Con disgusto inocultable sobre el desarrollo del caso Vicentín, para el titular de la CATT no hubo la consideración necesaria sobre las expectativas que se generaron en los sectores claves perjudicados por la operatoria y caída de esa empresa a la hora de las medidas que intentó implementar la Casa Rosda. De allí y con disgusto respecto a marchas y contramarchas, “donde se perdió el eje de lo que representa esa empresa para el presente y futuro de esta nación” consideró que el movimiento obrero no puede perder ni resignar la movilización decidida y respaldada por varios sindicatos para que se tomara en real medida la relevancia de este caso y las sanciones que correspondieran a desmanejos”.

Alejando desde hace años de la conducción cegetista por episodios varios donde se realza el fallido paro contra la reforma previsional en 2018, Schmid destacó que tiene “diálogo fluido con los sindicatos de la CATT, referentes de la Corriente Federal y también de los movimientos sociales como la UTEP”, estos últimos de plena sintonía con la prédica social del Papa Francisco.

La integración de una mesa sindical social lo más amplia posible sigue siendo una de sus convicciones más relevantes.
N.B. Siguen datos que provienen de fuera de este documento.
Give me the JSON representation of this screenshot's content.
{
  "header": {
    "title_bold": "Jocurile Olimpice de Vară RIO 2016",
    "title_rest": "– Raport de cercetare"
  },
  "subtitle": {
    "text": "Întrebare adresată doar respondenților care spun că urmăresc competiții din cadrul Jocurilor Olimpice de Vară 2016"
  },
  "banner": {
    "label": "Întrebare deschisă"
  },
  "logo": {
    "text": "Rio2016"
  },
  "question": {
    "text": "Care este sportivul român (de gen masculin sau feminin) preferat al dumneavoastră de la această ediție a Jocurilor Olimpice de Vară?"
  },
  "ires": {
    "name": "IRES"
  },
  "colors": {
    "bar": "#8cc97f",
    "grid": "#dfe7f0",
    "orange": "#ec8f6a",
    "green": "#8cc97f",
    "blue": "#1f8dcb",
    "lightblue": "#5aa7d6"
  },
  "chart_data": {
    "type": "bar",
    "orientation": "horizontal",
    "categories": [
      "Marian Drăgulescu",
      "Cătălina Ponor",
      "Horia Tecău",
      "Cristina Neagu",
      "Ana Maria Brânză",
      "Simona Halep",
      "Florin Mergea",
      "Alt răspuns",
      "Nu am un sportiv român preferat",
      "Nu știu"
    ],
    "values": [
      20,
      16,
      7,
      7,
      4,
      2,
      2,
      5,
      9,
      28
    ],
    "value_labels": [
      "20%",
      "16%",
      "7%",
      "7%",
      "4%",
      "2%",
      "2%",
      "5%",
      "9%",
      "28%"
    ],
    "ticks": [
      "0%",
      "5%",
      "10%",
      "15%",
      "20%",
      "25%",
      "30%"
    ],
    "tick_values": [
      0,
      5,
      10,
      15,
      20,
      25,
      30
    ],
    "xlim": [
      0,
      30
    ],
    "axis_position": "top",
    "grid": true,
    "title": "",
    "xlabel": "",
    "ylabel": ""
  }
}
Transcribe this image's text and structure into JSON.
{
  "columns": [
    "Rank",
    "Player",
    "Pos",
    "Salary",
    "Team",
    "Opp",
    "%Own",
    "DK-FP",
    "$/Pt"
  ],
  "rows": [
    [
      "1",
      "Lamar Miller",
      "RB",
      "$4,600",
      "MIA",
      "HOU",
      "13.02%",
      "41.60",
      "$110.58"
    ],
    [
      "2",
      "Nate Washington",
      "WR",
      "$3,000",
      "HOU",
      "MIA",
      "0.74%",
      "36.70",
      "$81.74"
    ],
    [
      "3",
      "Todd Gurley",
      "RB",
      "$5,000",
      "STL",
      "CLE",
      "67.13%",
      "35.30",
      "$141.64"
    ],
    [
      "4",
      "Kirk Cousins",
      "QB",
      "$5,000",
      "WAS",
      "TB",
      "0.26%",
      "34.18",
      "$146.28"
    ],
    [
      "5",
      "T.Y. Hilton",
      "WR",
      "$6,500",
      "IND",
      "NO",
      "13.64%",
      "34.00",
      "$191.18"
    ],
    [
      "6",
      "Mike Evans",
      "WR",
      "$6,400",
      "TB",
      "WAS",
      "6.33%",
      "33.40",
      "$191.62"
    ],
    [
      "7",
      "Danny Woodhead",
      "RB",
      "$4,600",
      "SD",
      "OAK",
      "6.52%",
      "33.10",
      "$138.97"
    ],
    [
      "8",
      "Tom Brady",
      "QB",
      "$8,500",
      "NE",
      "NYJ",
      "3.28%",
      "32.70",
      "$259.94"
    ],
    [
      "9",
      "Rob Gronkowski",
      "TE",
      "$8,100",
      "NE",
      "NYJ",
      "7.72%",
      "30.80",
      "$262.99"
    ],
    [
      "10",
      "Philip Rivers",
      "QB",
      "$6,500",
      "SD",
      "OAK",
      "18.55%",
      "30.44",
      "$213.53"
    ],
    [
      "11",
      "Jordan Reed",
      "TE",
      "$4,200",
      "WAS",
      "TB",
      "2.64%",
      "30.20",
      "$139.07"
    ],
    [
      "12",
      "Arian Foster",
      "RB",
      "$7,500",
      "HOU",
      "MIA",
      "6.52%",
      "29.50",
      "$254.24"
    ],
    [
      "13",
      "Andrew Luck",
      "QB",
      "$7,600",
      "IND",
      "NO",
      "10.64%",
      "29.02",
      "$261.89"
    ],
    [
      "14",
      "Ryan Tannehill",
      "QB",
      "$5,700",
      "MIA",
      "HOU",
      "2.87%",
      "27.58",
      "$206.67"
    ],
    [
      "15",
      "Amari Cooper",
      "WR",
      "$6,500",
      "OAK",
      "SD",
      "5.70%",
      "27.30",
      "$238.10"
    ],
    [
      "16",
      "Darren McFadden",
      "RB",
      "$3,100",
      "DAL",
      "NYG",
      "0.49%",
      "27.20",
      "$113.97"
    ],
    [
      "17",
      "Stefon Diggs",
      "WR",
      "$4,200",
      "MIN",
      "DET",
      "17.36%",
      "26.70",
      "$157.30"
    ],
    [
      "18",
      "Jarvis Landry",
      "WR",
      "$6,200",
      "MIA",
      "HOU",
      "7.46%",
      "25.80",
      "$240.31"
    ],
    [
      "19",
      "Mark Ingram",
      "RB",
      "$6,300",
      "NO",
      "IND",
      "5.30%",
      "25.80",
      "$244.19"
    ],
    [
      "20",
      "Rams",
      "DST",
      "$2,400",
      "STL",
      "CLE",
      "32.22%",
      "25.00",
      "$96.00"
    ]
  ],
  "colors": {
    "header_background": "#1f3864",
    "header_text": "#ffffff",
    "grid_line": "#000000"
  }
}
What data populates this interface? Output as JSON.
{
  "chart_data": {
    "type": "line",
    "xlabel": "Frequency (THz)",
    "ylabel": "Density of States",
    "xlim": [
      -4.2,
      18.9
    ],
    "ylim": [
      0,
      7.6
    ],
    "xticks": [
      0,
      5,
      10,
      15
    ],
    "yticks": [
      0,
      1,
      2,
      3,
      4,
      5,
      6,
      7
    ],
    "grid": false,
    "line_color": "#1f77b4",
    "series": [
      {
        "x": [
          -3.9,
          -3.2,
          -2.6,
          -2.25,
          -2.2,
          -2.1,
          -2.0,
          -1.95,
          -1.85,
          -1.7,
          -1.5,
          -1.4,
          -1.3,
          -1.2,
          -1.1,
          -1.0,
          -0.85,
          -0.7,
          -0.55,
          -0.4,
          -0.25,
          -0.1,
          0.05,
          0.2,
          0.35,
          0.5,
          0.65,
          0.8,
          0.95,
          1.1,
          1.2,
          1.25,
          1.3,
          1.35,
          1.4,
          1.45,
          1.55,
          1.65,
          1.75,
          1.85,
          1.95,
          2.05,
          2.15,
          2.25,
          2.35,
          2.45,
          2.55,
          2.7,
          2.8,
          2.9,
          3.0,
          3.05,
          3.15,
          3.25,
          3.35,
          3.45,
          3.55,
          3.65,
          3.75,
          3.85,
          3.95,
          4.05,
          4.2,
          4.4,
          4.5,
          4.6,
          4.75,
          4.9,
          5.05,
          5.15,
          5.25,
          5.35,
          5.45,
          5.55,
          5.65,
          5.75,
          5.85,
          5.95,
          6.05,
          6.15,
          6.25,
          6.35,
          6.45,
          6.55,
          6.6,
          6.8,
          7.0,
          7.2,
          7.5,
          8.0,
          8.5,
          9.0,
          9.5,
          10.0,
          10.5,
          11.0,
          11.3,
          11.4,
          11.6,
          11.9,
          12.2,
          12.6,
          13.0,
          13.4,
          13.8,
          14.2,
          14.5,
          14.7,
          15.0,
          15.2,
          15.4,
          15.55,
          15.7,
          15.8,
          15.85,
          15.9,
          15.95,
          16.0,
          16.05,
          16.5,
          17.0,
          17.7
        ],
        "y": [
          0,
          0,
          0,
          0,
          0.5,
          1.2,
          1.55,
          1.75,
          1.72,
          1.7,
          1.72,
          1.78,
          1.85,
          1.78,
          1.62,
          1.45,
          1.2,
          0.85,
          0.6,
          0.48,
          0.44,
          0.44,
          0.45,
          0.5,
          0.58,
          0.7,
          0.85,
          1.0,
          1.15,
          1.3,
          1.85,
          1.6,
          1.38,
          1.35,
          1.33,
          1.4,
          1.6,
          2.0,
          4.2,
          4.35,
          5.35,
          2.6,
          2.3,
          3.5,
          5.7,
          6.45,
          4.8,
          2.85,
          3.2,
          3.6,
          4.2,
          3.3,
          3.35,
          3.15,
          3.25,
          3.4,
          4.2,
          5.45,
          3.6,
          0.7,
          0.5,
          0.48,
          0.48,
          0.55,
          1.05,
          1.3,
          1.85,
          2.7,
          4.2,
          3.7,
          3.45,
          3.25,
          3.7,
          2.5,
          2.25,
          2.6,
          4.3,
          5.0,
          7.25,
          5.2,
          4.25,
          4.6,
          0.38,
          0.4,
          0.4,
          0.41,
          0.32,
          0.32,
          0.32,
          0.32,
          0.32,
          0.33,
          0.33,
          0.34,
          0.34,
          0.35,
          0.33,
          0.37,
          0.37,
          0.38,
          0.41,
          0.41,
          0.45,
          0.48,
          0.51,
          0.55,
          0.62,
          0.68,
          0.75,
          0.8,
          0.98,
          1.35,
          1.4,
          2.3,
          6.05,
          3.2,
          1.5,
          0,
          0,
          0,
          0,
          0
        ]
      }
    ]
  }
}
Para referirse a la crisis y el rol de los gremios del transporte destacó: “Los vinculados a la aeronáutica, marítimos, fluviales, los camioneros, recolectores de residuos y choferes de micros y colectivos han desarrollado y desarrollan una labor ejemplar. Han sido esenciales para sostener al país en esta emergencia y esa es razón de nuestro orgullo también”.